Al secondo allenamento pomeridiano dopo una mattinata a scuola, rimasi tra le panche dello scalcinato spogliatoio a parlare con l’allenatore che tutti i compagni finito di cambiarsi e ritornando ai loro dignitosissimi lavori (chi di ragazzo della spesa, chi di artigiano, chi di uomo di fatica) uscendo dall’allenamento e afferrata la loro voluminosa borsa sportiva, nel lasciare il campo con referenza salutavano “buon pomeriggio mister”.
Il mister, annuendo con la testa in senso di ringraziamento, bacuccato con l’abbigliamento sportivo di una volta, il doppio di tutto indosso (per ripararsi e paradossamele sudare), il doppio paio di calzettoni di lana sfondati, il berretto di lana ricucito dalla moglie casalinga e le scarpacce, una volta di marca (comprata con i risparmi) appesantito dagli anni e dalla fatica di un turno di lavoro in fabbrica, registrava il giusto rispetto che un gruppo dovesse mostrare al suo allenatore.
Il mister, maestro per quei giovani ragazzi in cerca di un sogno e che a sua volta metteva in campo una passione e il ricordo di sogni che furono, curioso di questa nuova presenza volle sapere di più da me e sulla mia occupazione e sentito dei miei studi, preso consapevolezza che io in quell’ambiente ero un intellettuale in corsa per il premio Nobel, mi ascoltava con ammirazione. Ci salutammo ma non ebbi la forza di chiamarlo mister, ma solo con il suo cognome, signor ….
L’episodio mi colpì molto, questo buon uomo, con quel freddo e sotto la pioggia, i segni di un vissuto pesante, malgrado tutto era lì in quei pomeriggi con la sua grande passione, a vivere il suo mondo in un ambiente e rispettato nel ruolo, era “un maestro per quei giovani”.

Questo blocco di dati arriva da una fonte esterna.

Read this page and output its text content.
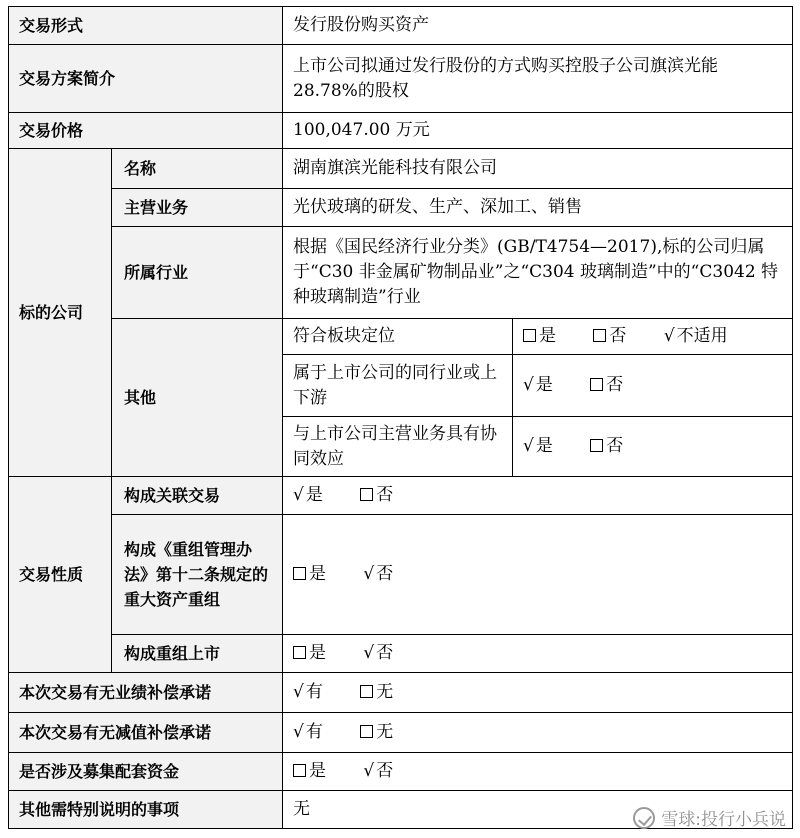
交易形式		发行股份购买资产	
交易方案简介		上市公司拟通过发行股份的方式购买控股子公司旗滨光能 28.78%的股权	
交易价格		100,047.00 万元	
标的公司	名称	湖南旗滨光能科技有限公司	
	主营业务	光伏玻璃的研发、生产、深加工、销售	
	所属行业	根据《国民经济行业分类》(GB/T4754—2017),标的公司归属于“C30 非金属矿物制品业”之“C304 玻璃制造”中的“C3042 特种玻璃制造”行业	
	其他	符合板块定位	是 否 √ 不适用
		属于上市公司的同行业或上下游	√ 是 否
		与上市公司主营业务具有协同效应	√ 是 否
交易性质	构成关联交易	√ 是 否	
	构成《重组管理办法》第十二条规定的重大资产重组	是 √ 否	
	构成重组上市	是 √ 否	
本次交易有无业绩补偿承诺		√ 有 无	
本次交易有无减值补偿承诺		√ 有 无	
是否涉及募集配套资金		是 √ 否	
其他需特别说明的事项		无	
雪球:投行小兵说
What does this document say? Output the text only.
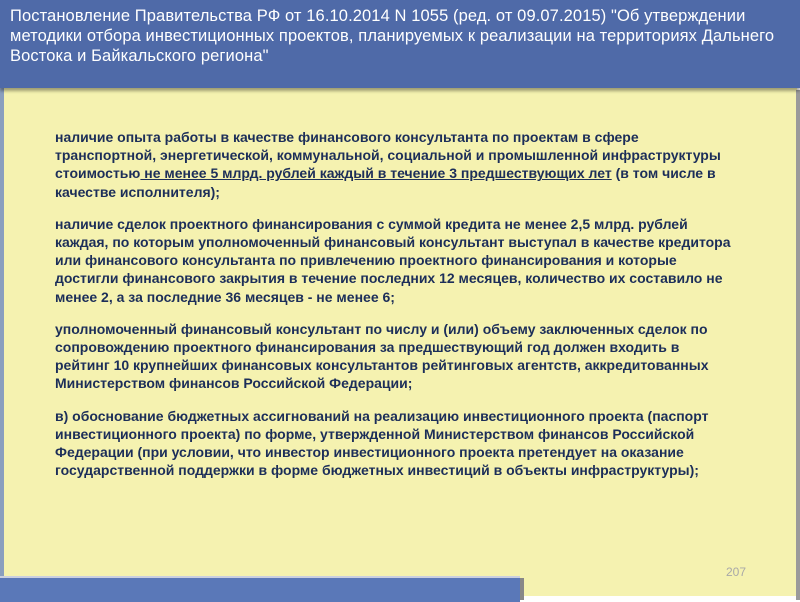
Постановление Правительства РФ от 16.10.2014 N 1055 (ред. от 09.07.2015) "Об утверждении методики отбора инвестиционных проектов, планируемых к реализации на территориях Дальнего Востока и Байкальского региона"

наличие опыта работы в качестве финансового консультанта по проектам в сфере транспортной, энергетической, коммунальной, социальной и промышленной инфраструктуры стоимостью не менее 5 млрд. рублей каждый в течение 3 предшествующих лет (в том числе в качестве исполнителя);

наличие сделок проектного финансирования с суммой кредита не менее 2,5 млрд. рублей каждая, по которым уполномоченный финансовый консультант выступал в качестве кредитора или финансового консультанта по привлечению проектного финансирования и которые достигли финансового закрытия в течение последних 12 месяцев, количество их составило не менее 2, а за последние 36 месяцев - не менее 6;

уполномоченный финансовый консультант по числу и (или) объему заключенных сделок по сопровождению проектного финансирования за предшествующий год должен входить в рейтинг 10 крупнейших финансовых консультантов рейтинговых агентств, аккредитованных Министерством финансов Российской Федерации;

в) обоснование бюджетных ассигнований на реализацию инвестиционного проекта (паспорт инвестиционного проекта) по форме, утвержденной Министерством финансов Российской Федерации (при условии, что инвестор инвестиционного проекта претендует на оказание государственной поддержки в форме бюджетных инвестиций в объекты инфраструктуры);

207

Fu così che tornai a cercare colui che era stato il mio allenatore per tre anni, nel periodo della mia crescita adolescenziale e lo raggiunsi nello spogliatoio della sua palestra. A fine allenamento, ci sedemmo accanto e gli raccontai l’accaduto dicendogli di come, a lui laureato professore ISEF e maestro dello sport, mai mi sarei sognato di chiamarlo “mister” o “maestro”.
Ci ridemmo su e lui mi disse che era giusto così, in entrambe le situazioni, il rispetto di un ruolo non era dato dai titoli, ma dal ruolo stesso nella gerarchia, ma ancor prima dalla “autorevolezza” guadagnata con la fiducia e il rispetto degli altri.
Finì lì la mia brevissima carriera nel mondo del calcio “tesserato”, forse sarei diventato un novello “dottore del calcio”, ma ero già andato avanti, da quella esperienza imparai ciò che mi porto ancora nel cuore ogni qualvolta osservo tutte queste autorità nominate, tutte queste poltrone occupate, tutti questi titoli accattati …….
Non era la scienza, né il denaro, né il ruolo che dava autorevolezza a quell’operaio “mister” con il doppio calzettone di lana bucato. Avercene oggi, si diventa “maestri” perché si è da esempio per il prossimo. Un abbraccio, Epruno.